A strong pepper market was building in late April and early May, following a couple of supply hiccups in winter, grower-shippers and marketers said.

As of May 7, according to the U.S. Department of Agriculture, 1 1/9-bushel cartons of bell peppers from Florida were priced at $18-18.95 for jumbo and extra-large sizes; $14-16.95, large; and $10-12.95 for medium and irregular.

One year earlier, the USDA had reported slightly weaker pricing, at $12.35-14.90 for jumbo and extra-large; $10-12.90, large; and $8-10.90, irregular.

“I’d say it has been fairly reasonable and consistent, with dips here and there,” said Brian Turner, owner of Myakka City, Fla.-based Utopia Packing LLC.

Consistently strong markets

Turner said the market has been more consistent recently than it has been in several years.

Jim Monteith, sales manager for Utopia Packing, said the market should remain strong through the summer.

“You look at the past few years when the deal moved up through central Florida — it moved to the $16-18 range, and that should continue,” he said.

There were only a couple of weak spots in the market during the winter, Monteith said.

“If you look back toward January and February, we had basically $10-12 and even cheaper than that at the end of February,” he said.

He said temporary oversupply was to blame.

“There are a lot of bell peppers grown in southern Florida and you’re competing with the Mexican peppers coming into the United States, as well, and that impacts the market,” he said.

Early May marked a transition time in the market, as Mexico production was winding down and shipments were beginning to move out of fields to the north.

“Accordingly, with reduced availabilities, the market has advanced,” said Mike Aiton, marketing director with Coachella, Calif.-based Prime Time International, which was ramping up pepper production there in the second week of May.

Prime Time anticipated an early start to red peppers this year.

“The Coachella red pepper crop is probably going to be the earliest start ever for us,” Aiton said, noting that the weather had cooperated.

Green pepper production got underway in Coachella at the end of April, or about a week earlier than 2012, Aiton said.

“The green pepper market is stronger than red at the current time,” Aiton said.

The pepper market in general was building strength toward an active promotion season, Aiton said.

Market glut disappears

Hothouse growers in Canada said they are enjoying strong sales.

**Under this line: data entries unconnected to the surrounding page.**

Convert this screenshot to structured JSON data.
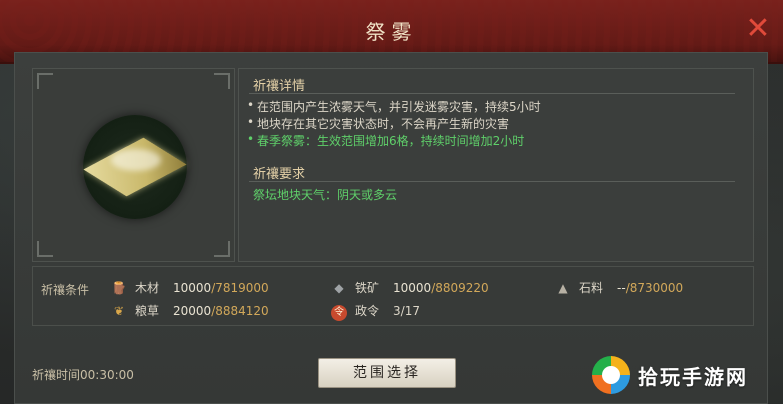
{
  "title": "祭雾",
  "close_icon": "close-icon",
  "details": {
    "heading": "祈禳详情",
    "bullets": [
      {
        "text": "在范围内产生浓雾天气，并引发迷雾灾害，持续5小时",
        "color": "#dcd6c8"
      },
      {
        "text": "地块存在其它灾害状态时，不会再产生新的灾害",
        "color": "#dcd6c8"
      },
      {
        "text": "春季祭雾：生效范围增加6格，持续时间增加2小时",
        "color": "#5fd06a"
      }
    ]
  },
  "requirements": {
    "heading": "祈禳要求",
    "text": "祭坛地块天气：阴天或多云"
  },
  "conditions": {
    "label": "祈禳条件",
    "wood": {
      "icon": "wood-icon",
      "name": "木材",
      "need": "10000",
      "have": "/7819000"
    },
    "iron": {
      "icon": "iron-ore-icon",
      "name": "铁矿",
      "need": "10000",
      "have": "/8809220"
    },
    "stone": {
      "icon": "stone-icon",
      "name": "石料",
      "need": "--",
      "have": "/8730000"
    },
    "grain": {
      "icon": "grain-icon",
      "name": "粮草",
      "need": "20000",
      "have": "/8884120"
    },
    "order": {
      "icon": "decree-icon",
      "icon_glyph": "令",
      "name": "政令",
      "value": "3/17"
    }
  },
  "time_text": "祈禳时间00:30:00",
  "range_button": "范围选择",
  "watermark": {
    "text": "拾玩手游网"
  },
  "colors": {
    "title_bar": "#7a221d",
    "green_text": "#5fd06a",
    "have_amount": "#d2a85a",
    "close": "#e04a3a"
  }
}
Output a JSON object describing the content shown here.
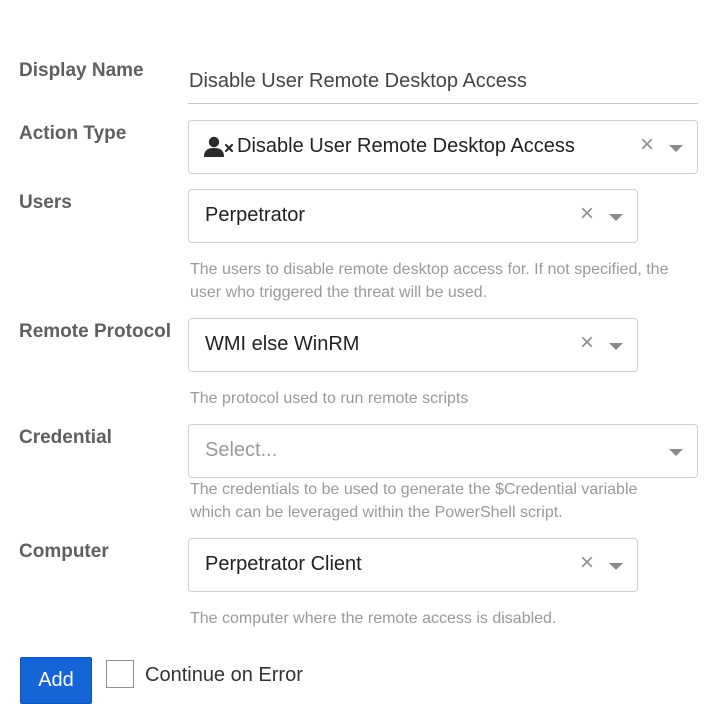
{
  "form": {
    "display_name": {
      "label": "Display Name",
      "value": "Disable User Remote Desktop Access"
    },
    "action_type": {
      "label": "Action Type",
      "value": "Disable User Remote Desktop Access",
      "icon": "user-x-icon",
      "clear": "×"
    },
    "users": {
      "label": "Users",
      "value": "Perpetrator",
      "clear": "×",
      "help": "The users to disable remote desktop access for. If not specified, the user who triggered the threat will be used."
    },
    "remote_protocol": {
      "label": "Remote Protocol",
      "value": "WMI else WinRM",
      "clear": "×",
      "help": "The protocol used to run remote scripts"
    },
    "credential": {
      "label": "Credential",
      "placeholder": "Select...",
      "help": "The credentials to be used to generate the $Credential variable which can be leveraged within the PowerShell script."
    },
    "computer": {
      "label": "Computer",
      "value": "Perpetrator Client",
      "clear": "×",
      "help": "The computer where the remote access is disabled."
    }
  },
  "actions": {
    "add_label": "Add",
    "continue_on_error_label": "Continue on Error",
    "continue_on_error_checked": false
  },
  "colors": {
    "primary_button": "#1565d8",
    "label_text": "#5f5f5f",
    "help_text": "#999999"
  }
}
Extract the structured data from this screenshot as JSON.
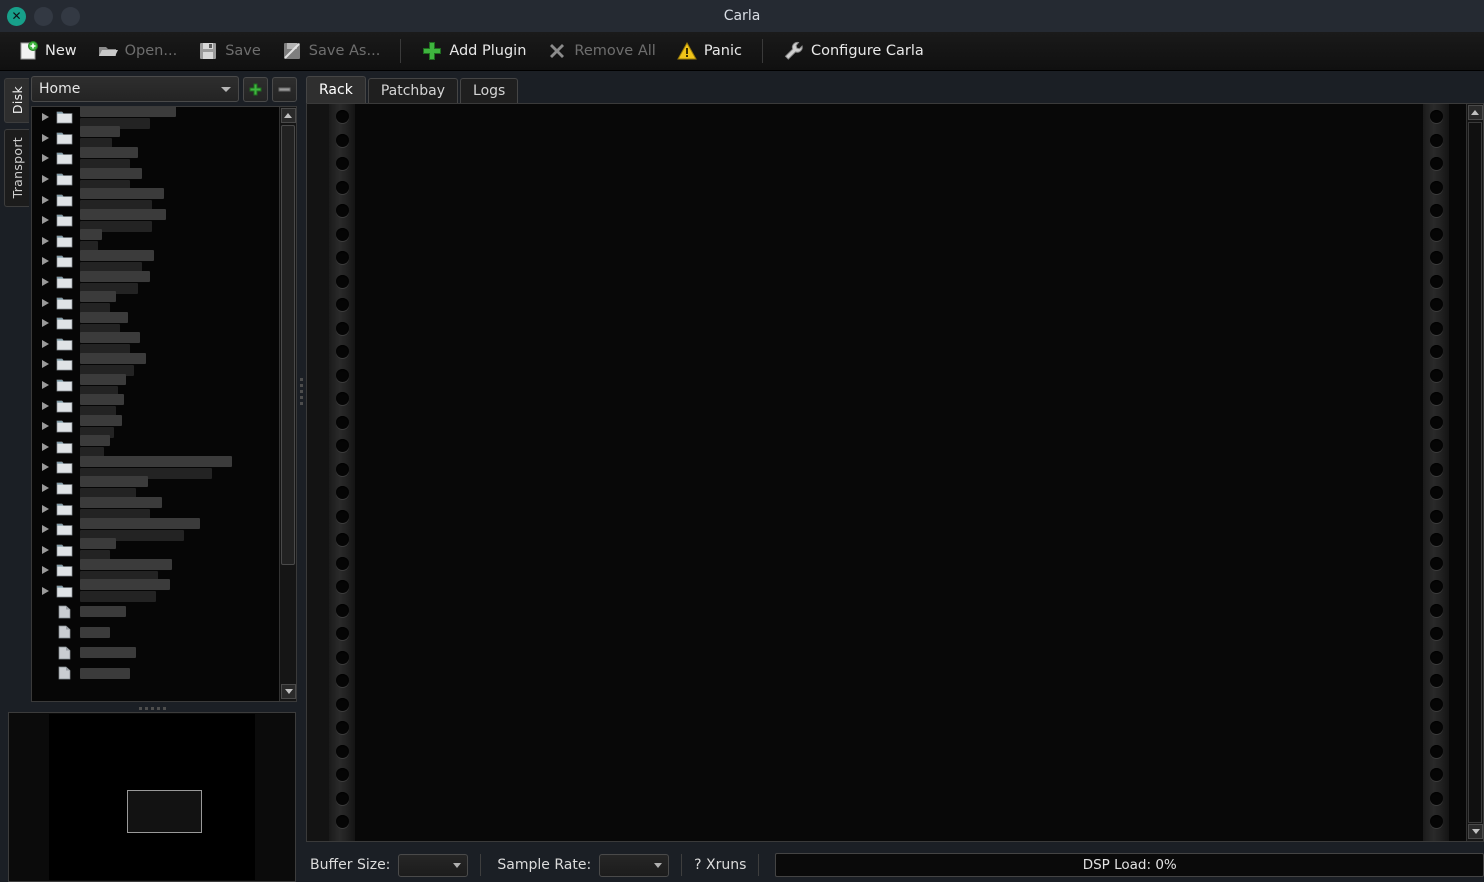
{
  "window": {
    "title": "Carla",
    "buttons": [
      {
        "name": "close-button",
        "glyph": "✕",
        "color": "#17a08a"
      },
      {
        "name": "minimize-button",
        "glyph": "",
        "color": "#333943"
      },
      {
        "name": "maximize-button",
        "glyph": "",
        "color": "#333943"
      }
    ]
  },
  "toolbar": {
    "new_label": "New",
    "open_label": "Open...",
    "save_label": "Save",
    "save_as_label": "Save As...",
    "add_plugin_label": "Add Plugin",
    "remove_all_label": "Remove All",
    "panic_label": "Panic",
    "configure_label": "Configure Carla",
    "icons": {
      "new": "new-file-icon",
      "open": "open-folder-icon",
      "save": "floppy-disk-icon",
      "save_as": "save-as-icon",
      "add_plugin": "plus-icon",
      "remove_all": "x-cross-icon",
      "panic": "warning-triangle-icon",
      "configure": "wrench-icon"
    }
  },
  "side_tabs": [
    {
      "label": "Disk",
      "active": true
    },
    {
      "label": "Transport",
      "active": false
    }
  ],
  "file_browser": {
    "location_value": "Home",
    "add_button_icon": "plus-icon",
    "remove_button_icon": "minus-icon",
    "scroll_up_icon": "chevron-up-icon",
    "scroll_down_icon": "chevron-down-icon",
    "entries": [
      {
        "type": "folder",
        "expandable": true,
        "redacted": true,
        "widths": [
          96,
          70
        ]
      },
      {
        "type": "folder",
        "expandable": true,
        "redacted": true,
        "widths": [
          40,
          32
        ]
      },
      {
        "type": "folder",
        "expandable": true,
        "redacted": true,
        "widths": [
          58,
          50
        ]
      },
      {
        "type": "folder",
        "expandable": true,
        "redacted": true,
        "widths": [
          62,
          50
        ]
      },
      {
        "type": "folder",
        "expandable": true,
        "redacted": true,
        "widths": [
          84,
          72
        ]
      },
      {
        "type": "folder",
        "expandable": true,
        "redacted": true,
        "widths": [
          86,
          72
        ]
      },
      {
        "type": "folder",
        "expandable": true,
        "redacted": true,
        "widths": [
          22,
          18
        ]
      },
      {
        "type": "folder",
        "expandable": true,
        "redacted": true,
        "widths": [
          74,
          62
        ]
      },
      {
        "type": "folder",
        "expandable": true,
        "redacted": true,
        "widths": [
          70,
          58
        ]
      },
      {
        "type": "folder",
        "expandable": true,
        "redacted": true,
        "widths": [
          36,
          30
        ]
      },
      {
        "type": "folder",
        "expandable": true,
        "redacted": true,
        "widths": [
          48,
          40
        ]
      },
      {
        "type": "folder",
        "expandable": true,
        "redacted": true,
        "widths": [
          60,
          50
        ]
      },
      {
        "type": "folder",
        "expandable": true,
        "redacted": true,
        "widths": [
          66,
          54
        ]
      },
      {
        "type": "folder",
        "expandable": true,
        "redacted": true,
        "widths": [
          46,
          38
        ]
      },
      {
        "type": "folder",
        "expandable": true,
        "redacted": true,
        "widths": [
          44,
          36
        ]
      },
      {
        "type": "folder",
        "expandable": true,
        "redacted": true,
        "widths": [
          42,
          34
        ]
      },
      {
        "type": "folder",
        "expandable": true,
        "redacted": true,
        "widths": [
          30,
          24
        ]
      },
      {
        "type": "folder",
        "expandable": true,
        "redacted": true,
        "widths": [
          152,
          132
        ]
      },
      {
        "type": "folder",
        "expandable": true,
        "redacted": true,
        "widths": [
          68,
          56
        ]
      },
      {
        "type": "folder",
        "expandable": true,
        "redacted": true,
        "widths": [
          82,
          70
        ]
      },
      {
        "type": "folder",
        "expandable": true,
        "redacted": true,
        "widths": [
          120,
          104
        ]
      },
      {
        "type": "folder",
        "expandable": true,
        "redacted": true,
        "widths": [
          36,
          30
        ]
      },
      {
        "type": "folder",
        "expandable": true,
        "redacted": true,
        "widths": [
          92,
          78
        ]
      },
      {
        "type": "folder",
        "expandable": true,
        "redacted": true,
        "widths": [
          90,
          76
        ]
      },
      {
        "type": "file",
        "expandable": false,
        "redacted": true,
        "widths": [
          46,
          0
        ]
      },
      {
        "type": "file",
        "expandable": false,
        "redacted": true,
        "widths": [
          30,
          0
        ]
      },
      {
        "type": "file",
        "expandable": false,
        "redacted": true,
        "widths": [
          56,
          0
        ]
      },
      {
        "type": "file",
        "expandable": false,
        "redacted": true,
        "widths": [
          50,
          0
        ]
      }
    ]
  },
  "minimap": {
    "name": "patchbay-minimap",
    "viewport_name": "minimap-viewport"
  },
  "main_tabs": [
    {
      "label": "Rack",
      "active": true
    },
    {
      "label": "Patchbay",
      "active": false
    },
    {
      "label": "Logs",
      "active": false
    }
  ],
  "status": {
    "buffer_size_label": "Buffer Size:",
    "buffer_size_value": "",
    "sample_rate_label": "Sample Rate:",
    "sample_rate_value": "",
    "xruns_label": "? Xruns",
    "dsp_load_label": "DSP Load: 0%"
  },
  "colors": {
    "accent_green": "#3fb53f",
    "close_teal": "#17a08a",
    "warning_yellow": "#f0c419",
    "titlebar": "#252a32",
    "toolbar": "#161616"
  }
}
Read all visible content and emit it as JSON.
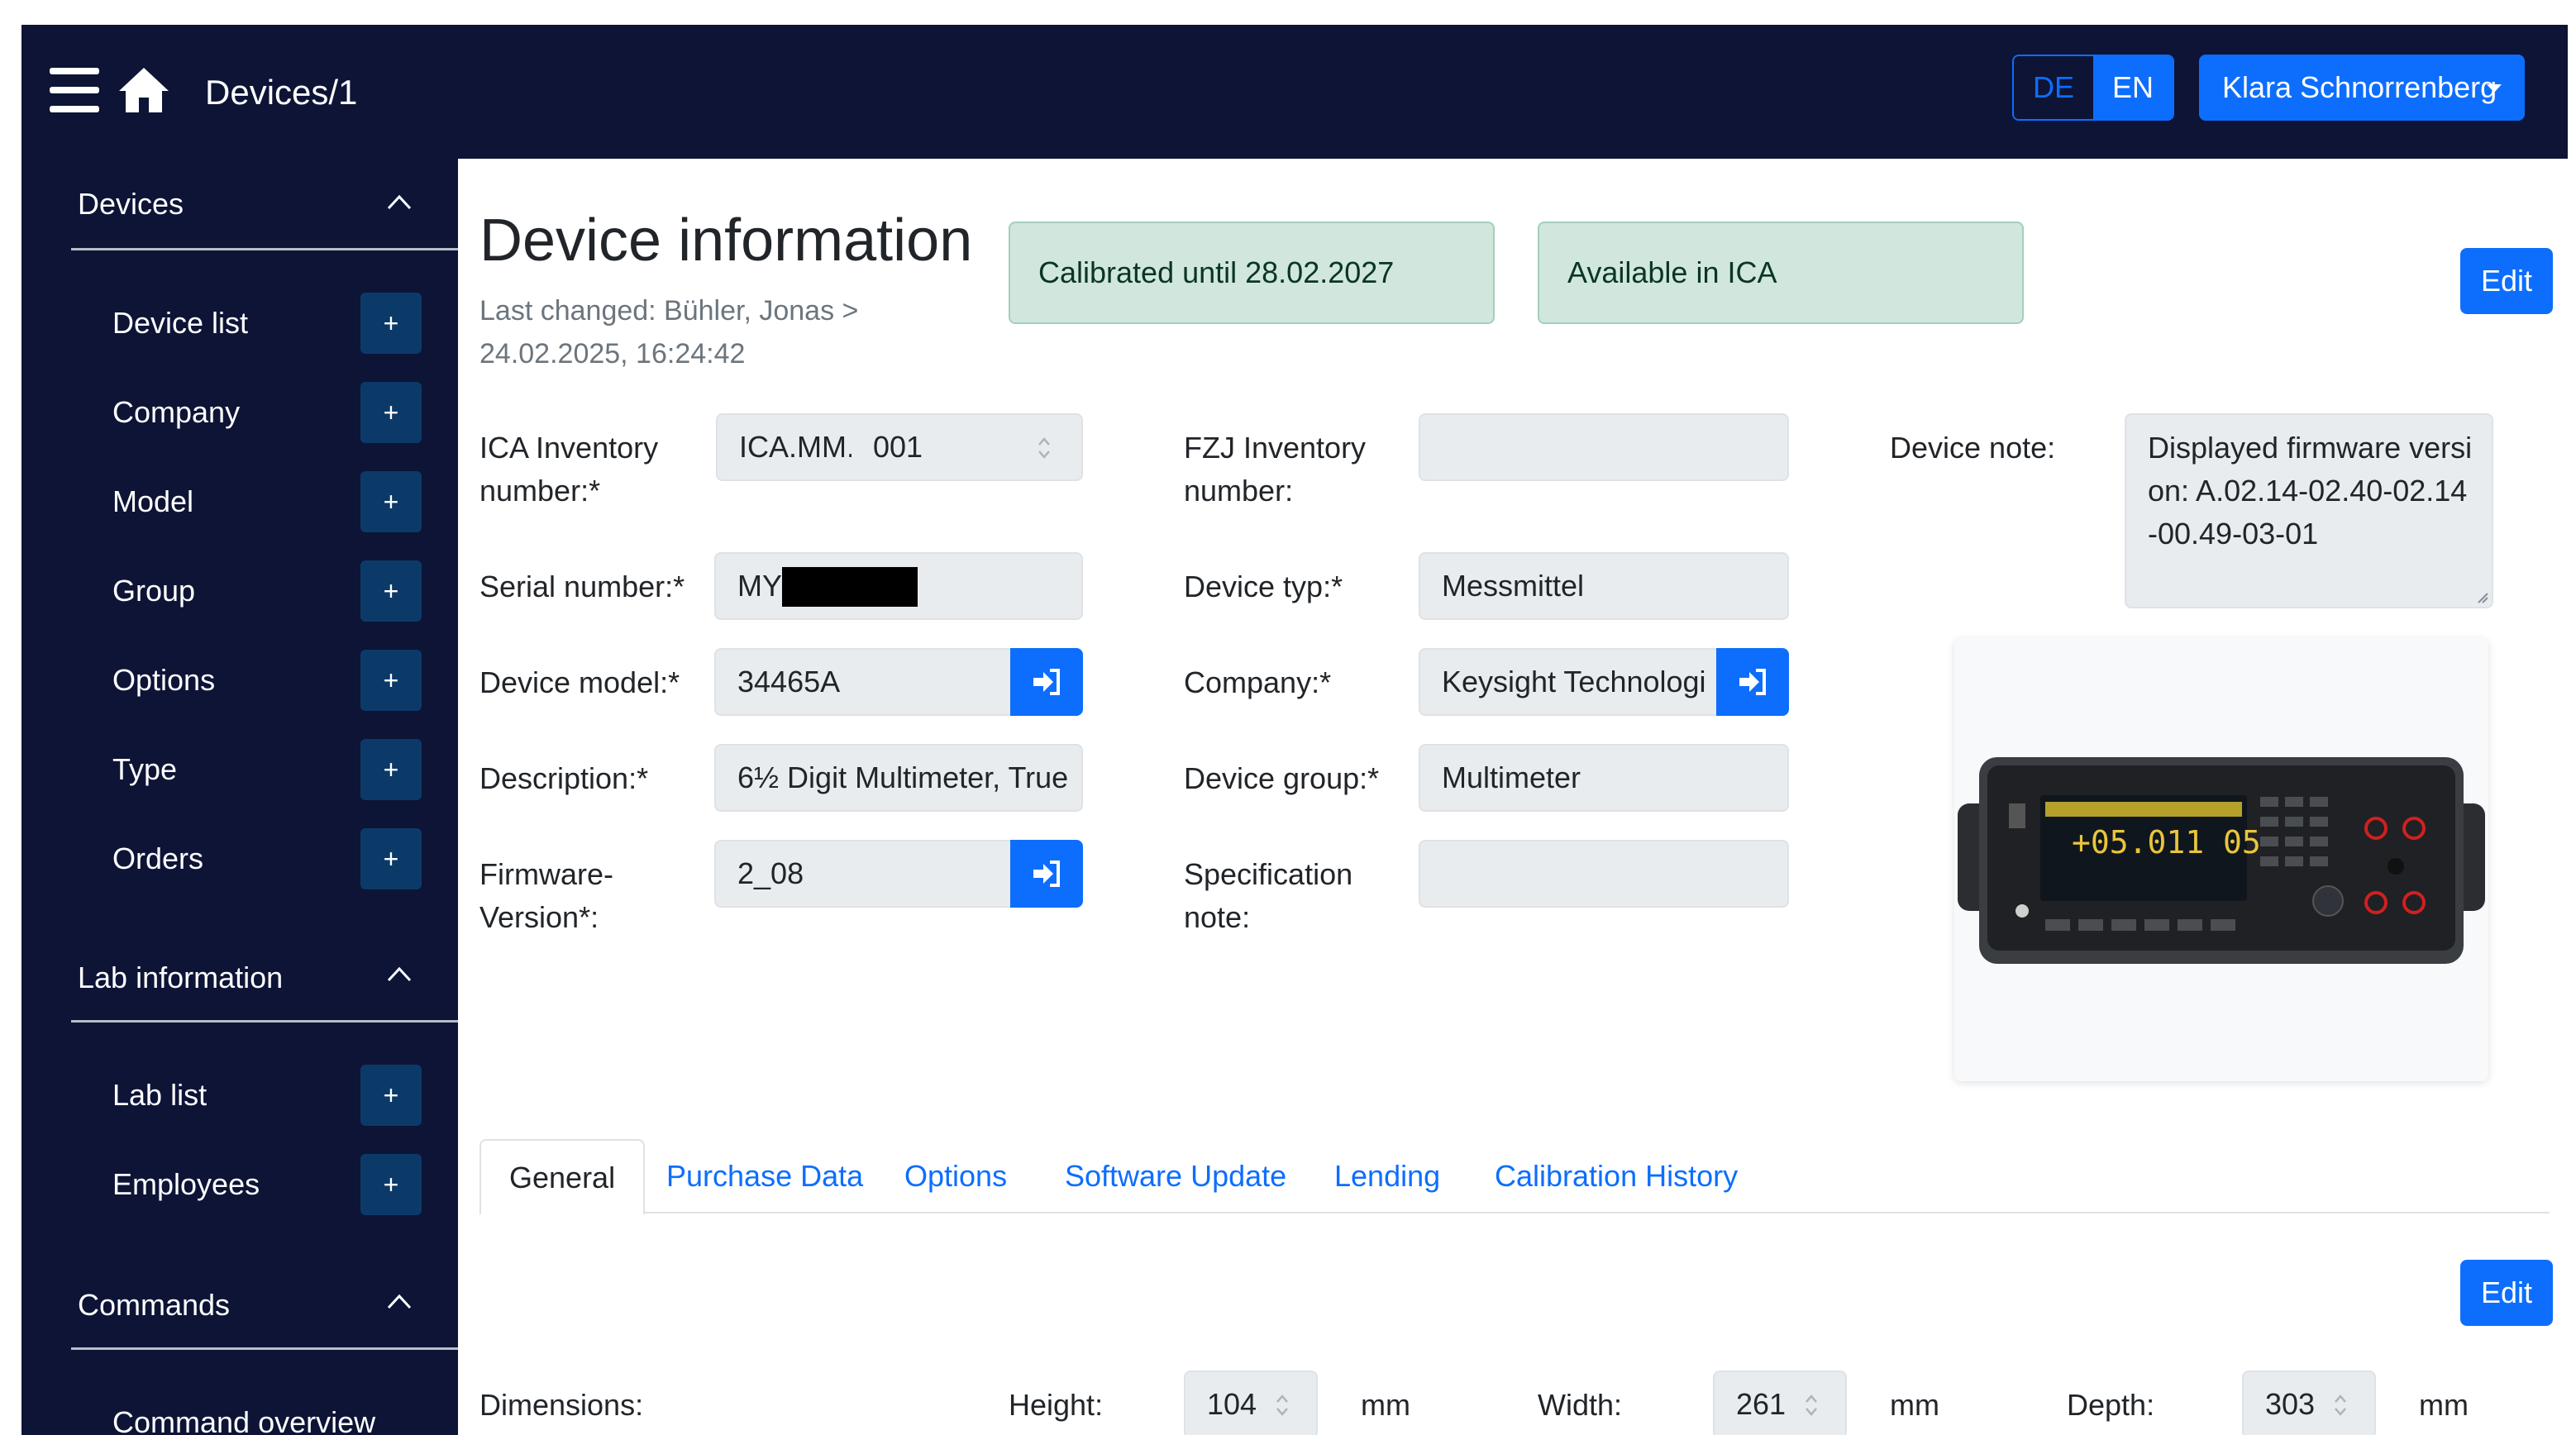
{
  "navbar": {
    "breadcrumb": "Devices/1",
    "lang_de": "DE",
    "lang_en": "EN",
    "user_name": "Klara Schnorrenberg"
  },
  "sidebar": {
    "sections": [
      {
        "title": "Devices",
        "items": [
          {
            "label": "Device list",
            "action": "+"
          },
          {
            "label": "Company",
            "action": "+"
          },
          {
            "label": "Model",
            "action": "+"
          },
          {
            "label": "Group",
            "action": "+"
          },
          {
            "label": "Options",
            "action": "+"
          },
          {
            "label": "Type",
            "action": "+"
          },
          {
            "label": "Orders",
            "action": "+"
          }
        ]
      },
      {
        "title": "Lab information",
        "items": [
          {
            "label": "Lab list",
            "action": "+"
          },
          {
            "label": "Employees",
            "action": "+"
          }
        ]
      },
      {
        "title": "Commands",
        "items": [
          {
            "label": "Command overview"
          }
        ]
      }
    ]
  },
  "device": {
    "title": "Device information",
    "last_changed": "Last changed: Bühler, Jonas > 24.02.2025, 16:24:42",
    "status_calibrated": "Calibrated until 28.02.2027",
    "status_available": "Available in ICA",
    "edit_label": "Edit",
    "fields": {
      "ica_inventory_label": "ICA Inventory number:*",
      "ica_prefix": "ICA.MM.",
      "ica_number": "001",
      "fzj_inventory_label": "FZJ Inventory number:",
      "fzj_inventory_value": "",
      "device_note_label": "Device note:",
      "device_note_value": "Displayed firmware version: A.02.14-02.40-02.14-00.49-03-01",
      "serial_label": "Serial number:*",
      "serial_value": "MY",
      "device_typ_label": "Device typ:*",
      "device_typ_value": "Messmittel",
      "model_label": "Device model:*",
      "model_value": "34465A",
      "company_label": "Company:*",
      "company_value": "Keysight Technologi",
      "description_label": "Description:*",
      "description_value": "6½ Digit Multimeter, True",
      "group_label": "Device group:*",
      "group_value": "Multimeter",
      "firmware_label": "Firmware-Version*:",
      "firmware_value": "2_08",
      "spec_note_label": "Specification note:",
      "spec_note_value": ""
    }
  },
  "tabs": [
    {
      "label": "General",
      "active": true
    },
    {
      "label": "Purchase Data"
    },
    {
      "label": "Options"
    },
    {
      "label": "Software Update"
    },
    {
      "label": "Lending"
    },
    {
      "label": "Calibration History"
    }
  ],
  "general": {
    "edit_label": "Edit",
    "dimensions_label": "Dimensions:",
    "height_label": "Height:",
    "height_value": "104",
    "width_label": "Width:",
    "width_value": "261",
    "depth_label": "Depth:",
    "depth_value": "303",
    "unit": "mm"
  },
  "colors": {
    "navbar_bg": "#0d1436",
    "primary": "#0d6efd",
    "sidebar_plus_bg": "#0b3a69",
    "success_bg": "#d1e7dd"
  }
}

“All three colors are moving well now,” said Peter Quiring, president of Nature Fresh Farms, which has 130 acres of greenhouse production in Leamington, Ontario.

He said a glut in the market, which had appeared in late February, is gone.

“It’s not excessively high at all, but it’s moving toward where it should be,” he said.

Quiring hesitated to make any predictions for this year’s market.

“At the end of the day, it’s anybody’s guess. It’s like forecasting the weather,” he said.

Joe Sbrocchi, vice president of sales for Mastronardi Produce Ltd., a Kingsville, Ontario-based hothouse grower-shipper, said there will be plenty of peppers of all varieties on the market this year.

“More North American production capability throughout all three countries, as well as Central America, will provide more choice and likely some more competitive retail pricing for consumers over the longer term,” he said.

Many markets in the U.S. experienced rare May snowfalls, and pepper suppliers generally count on warm weather for boosts in sales, Quiring said.

“There’s a lift every year at the end of April, May, June in the market,” he said.

Ben Wiers, vice president of operations for Willard, Ohio-based Wiers Farm, said his company’s pepper sales have grown over the last 10 years and he expects that trend to continue this year.